Interactive research loop

Goal: Experiment with new model architectures using large datasets.
  1. Explore on a Pod: Spin up a single-GPU Pod with JupyterLab enabled. Mount a network volume to hold your 2TB dataset.
  2. Iterate code: Write and debug your training loop interactively in the Pod. If the process crashes, the Pod restarts quickly, and your data remains safe on the network volume.
  3. Scale up: Once the code is stable, you don’t need to move the data. You terminate the single Pod and spin up an Instant Cluster attached to that same network volume to run the full training job across multiple nodes.

Batch processing job

Goal: Process 10,000 video files for a media company.
  1. Queue requests: Your backend pushes 10,000 job payloads to a Serverless Endpoint configured as an asynchronous queue.
  2. Auto-scale: The endpoint detects the queue depth and automatically spins up 50 concurrent workers (e.g., L4 GPUs) to process the videos in parallel.
  3. Cost optimization: As the queue drains, the workers scale down to zero automatically. You pay only for the exact GPU seconds used to process the videos, with no idle server costs.

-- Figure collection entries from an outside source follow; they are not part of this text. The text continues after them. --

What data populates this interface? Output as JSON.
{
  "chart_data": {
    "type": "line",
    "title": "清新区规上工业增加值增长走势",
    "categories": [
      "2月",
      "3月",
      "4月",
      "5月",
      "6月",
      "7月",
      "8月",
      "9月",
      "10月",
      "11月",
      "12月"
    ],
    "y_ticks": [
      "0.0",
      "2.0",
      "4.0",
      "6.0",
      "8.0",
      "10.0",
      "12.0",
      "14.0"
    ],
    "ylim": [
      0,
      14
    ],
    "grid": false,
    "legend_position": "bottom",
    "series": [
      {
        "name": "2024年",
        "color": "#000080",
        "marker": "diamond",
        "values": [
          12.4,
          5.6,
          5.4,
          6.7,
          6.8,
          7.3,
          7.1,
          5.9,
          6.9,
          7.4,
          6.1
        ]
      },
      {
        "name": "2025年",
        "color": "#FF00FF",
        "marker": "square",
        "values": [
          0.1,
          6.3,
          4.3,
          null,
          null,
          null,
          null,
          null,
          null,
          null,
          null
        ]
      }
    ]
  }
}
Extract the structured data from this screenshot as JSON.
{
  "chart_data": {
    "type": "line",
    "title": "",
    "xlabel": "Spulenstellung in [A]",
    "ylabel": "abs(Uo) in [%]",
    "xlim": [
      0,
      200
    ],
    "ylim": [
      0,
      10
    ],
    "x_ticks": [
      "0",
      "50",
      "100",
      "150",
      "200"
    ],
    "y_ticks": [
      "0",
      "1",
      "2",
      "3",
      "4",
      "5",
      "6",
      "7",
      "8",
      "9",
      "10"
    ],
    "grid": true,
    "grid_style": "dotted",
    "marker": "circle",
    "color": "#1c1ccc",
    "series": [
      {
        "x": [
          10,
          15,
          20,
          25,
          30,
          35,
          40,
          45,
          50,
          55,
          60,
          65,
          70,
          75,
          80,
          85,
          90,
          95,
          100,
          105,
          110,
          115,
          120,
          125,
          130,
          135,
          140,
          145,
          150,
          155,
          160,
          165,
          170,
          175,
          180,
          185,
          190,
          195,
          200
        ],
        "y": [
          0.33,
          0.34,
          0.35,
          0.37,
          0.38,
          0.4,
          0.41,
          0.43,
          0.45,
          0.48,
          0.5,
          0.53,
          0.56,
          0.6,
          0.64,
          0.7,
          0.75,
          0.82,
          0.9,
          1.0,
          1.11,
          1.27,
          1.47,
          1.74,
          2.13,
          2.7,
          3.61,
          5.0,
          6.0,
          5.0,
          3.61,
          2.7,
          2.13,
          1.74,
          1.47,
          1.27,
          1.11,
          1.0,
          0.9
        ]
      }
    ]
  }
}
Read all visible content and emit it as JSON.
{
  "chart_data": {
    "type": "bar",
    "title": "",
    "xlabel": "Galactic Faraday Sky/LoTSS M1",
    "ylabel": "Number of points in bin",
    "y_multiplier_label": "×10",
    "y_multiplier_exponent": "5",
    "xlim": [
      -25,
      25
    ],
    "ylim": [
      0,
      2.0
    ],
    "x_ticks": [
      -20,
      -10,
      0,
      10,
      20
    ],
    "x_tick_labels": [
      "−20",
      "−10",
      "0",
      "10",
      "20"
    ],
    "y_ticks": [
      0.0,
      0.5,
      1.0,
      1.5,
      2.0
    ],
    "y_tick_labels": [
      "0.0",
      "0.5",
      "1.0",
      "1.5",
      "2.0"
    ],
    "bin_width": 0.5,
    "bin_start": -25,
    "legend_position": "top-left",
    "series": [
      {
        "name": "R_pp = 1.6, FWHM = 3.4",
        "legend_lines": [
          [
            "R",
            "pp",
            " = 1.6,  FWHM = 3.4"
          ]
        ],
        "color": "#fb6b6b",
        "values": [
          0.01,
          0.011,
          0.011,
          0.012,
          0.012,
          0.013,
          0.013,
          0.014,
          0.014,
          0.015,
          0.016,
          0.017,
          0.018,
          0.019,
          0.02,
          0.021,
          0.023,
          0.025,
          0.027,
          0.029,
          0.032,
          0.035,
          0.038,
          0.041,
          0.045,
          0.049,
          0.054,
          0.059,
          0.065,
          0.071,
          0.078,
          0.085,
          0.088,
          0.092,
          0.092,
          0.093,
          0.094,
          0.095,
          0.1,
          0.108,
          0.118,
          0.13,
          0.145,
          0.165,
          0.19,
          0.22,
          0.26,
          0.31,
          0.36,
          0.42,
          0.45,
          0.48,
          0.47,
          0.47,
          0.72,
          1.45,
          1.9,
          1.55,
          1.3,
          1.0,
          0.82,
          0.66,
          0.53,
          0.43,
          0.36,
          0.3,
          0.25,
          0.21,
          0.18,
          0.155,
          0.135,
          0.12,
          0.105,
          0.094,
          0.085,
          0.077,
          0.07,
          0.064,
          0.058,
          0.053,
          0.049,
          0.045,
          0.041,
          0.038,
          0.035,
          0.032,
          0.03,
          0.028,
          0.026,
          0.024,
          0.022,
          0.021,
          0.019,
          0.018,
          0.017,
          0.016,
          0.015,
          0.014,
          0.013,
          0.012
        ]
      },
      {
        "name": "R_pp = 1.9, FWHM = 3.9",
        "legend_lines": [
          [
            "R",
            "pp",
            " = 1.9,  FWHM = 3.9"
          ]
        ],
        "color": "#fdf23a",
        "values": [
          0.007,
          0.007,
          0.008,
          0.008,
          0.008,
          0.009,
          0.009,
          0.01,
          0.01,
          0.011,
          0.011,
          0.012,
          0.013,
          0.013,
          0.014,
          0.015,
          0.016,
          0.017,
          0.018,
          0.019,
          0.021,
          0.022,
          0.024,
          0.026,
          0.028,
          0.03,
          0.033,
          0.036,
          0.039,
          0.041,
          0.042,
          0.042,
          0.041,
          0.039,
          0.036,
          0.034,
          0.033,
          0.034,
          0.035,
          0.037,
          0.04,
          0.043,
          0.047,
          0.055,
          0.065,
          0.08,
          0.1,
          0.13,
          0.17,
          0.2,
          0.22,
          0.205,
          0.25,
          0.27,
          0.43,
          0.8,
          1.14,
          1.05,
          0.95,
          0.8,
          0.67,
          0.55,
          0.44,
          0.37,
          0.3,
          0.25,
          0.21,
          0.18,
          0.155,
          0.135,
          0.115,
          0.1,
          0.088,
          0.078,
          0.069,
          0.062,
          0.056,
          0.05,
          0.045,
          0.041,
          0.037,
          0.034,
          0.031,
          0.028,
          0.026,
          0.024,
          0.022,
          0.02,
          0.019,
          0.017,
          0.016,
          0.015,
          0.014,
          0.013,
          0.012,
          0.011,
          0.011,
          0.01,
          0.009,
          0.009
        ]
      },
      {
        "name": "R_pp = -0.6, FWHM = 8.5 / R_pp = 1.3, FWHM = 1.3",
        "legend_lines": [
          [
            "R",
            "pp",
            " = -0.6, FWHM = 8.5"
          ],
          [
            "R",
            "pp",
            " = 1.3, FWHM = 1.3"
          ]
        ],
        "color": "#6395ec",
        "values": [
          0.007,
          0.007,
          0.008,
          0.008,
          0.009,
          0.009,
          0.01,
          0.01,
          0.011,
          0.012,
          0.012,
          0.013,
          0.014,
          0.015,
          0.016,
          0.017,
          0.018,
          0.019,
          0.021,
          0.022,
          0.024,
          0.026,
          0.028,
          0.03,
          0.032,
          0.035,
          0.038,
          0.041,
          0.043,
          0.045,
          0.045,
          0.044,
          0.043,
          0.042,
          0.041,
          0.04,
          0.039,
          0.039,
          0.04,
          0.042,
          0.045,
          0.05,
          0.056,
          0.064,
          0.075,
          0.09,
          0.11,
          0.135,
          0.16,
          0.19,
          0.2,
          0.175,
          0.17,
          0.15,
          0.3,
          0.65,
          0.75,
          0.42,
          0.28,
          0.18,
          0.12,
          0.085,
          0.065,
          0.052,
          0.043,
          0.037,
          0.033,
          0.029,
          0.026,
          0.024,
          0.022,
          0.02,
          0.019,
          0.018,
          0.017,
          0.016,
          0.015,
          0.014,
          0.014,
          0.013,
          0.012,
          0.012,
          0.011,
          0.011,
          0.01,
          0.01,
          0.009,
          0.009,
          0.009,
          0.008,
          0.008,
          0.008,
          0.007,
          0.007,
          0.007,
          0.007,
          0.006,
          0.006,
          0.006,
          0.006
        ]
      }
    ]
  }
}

Enterprise fine-tuning factory

Goal: Regularly fine-tune models on new customer data automatically.
  1. Data ingestion: Customer data is uploaded to a shared network volume.
  2. Programmatic training: A script uses the Runpod API to spin up a fresh on-demand Pod.
  3. Execution: The Pod mounts the volume, runs the training script, saves the new model weights back to the volume, and then terminates itself via API call to stop billing immediately.
  4. Hot reload: A separate Serverless endpoint is triggered to reload the new weights from the volume (or update the cached model), making the new model available for inference immediately.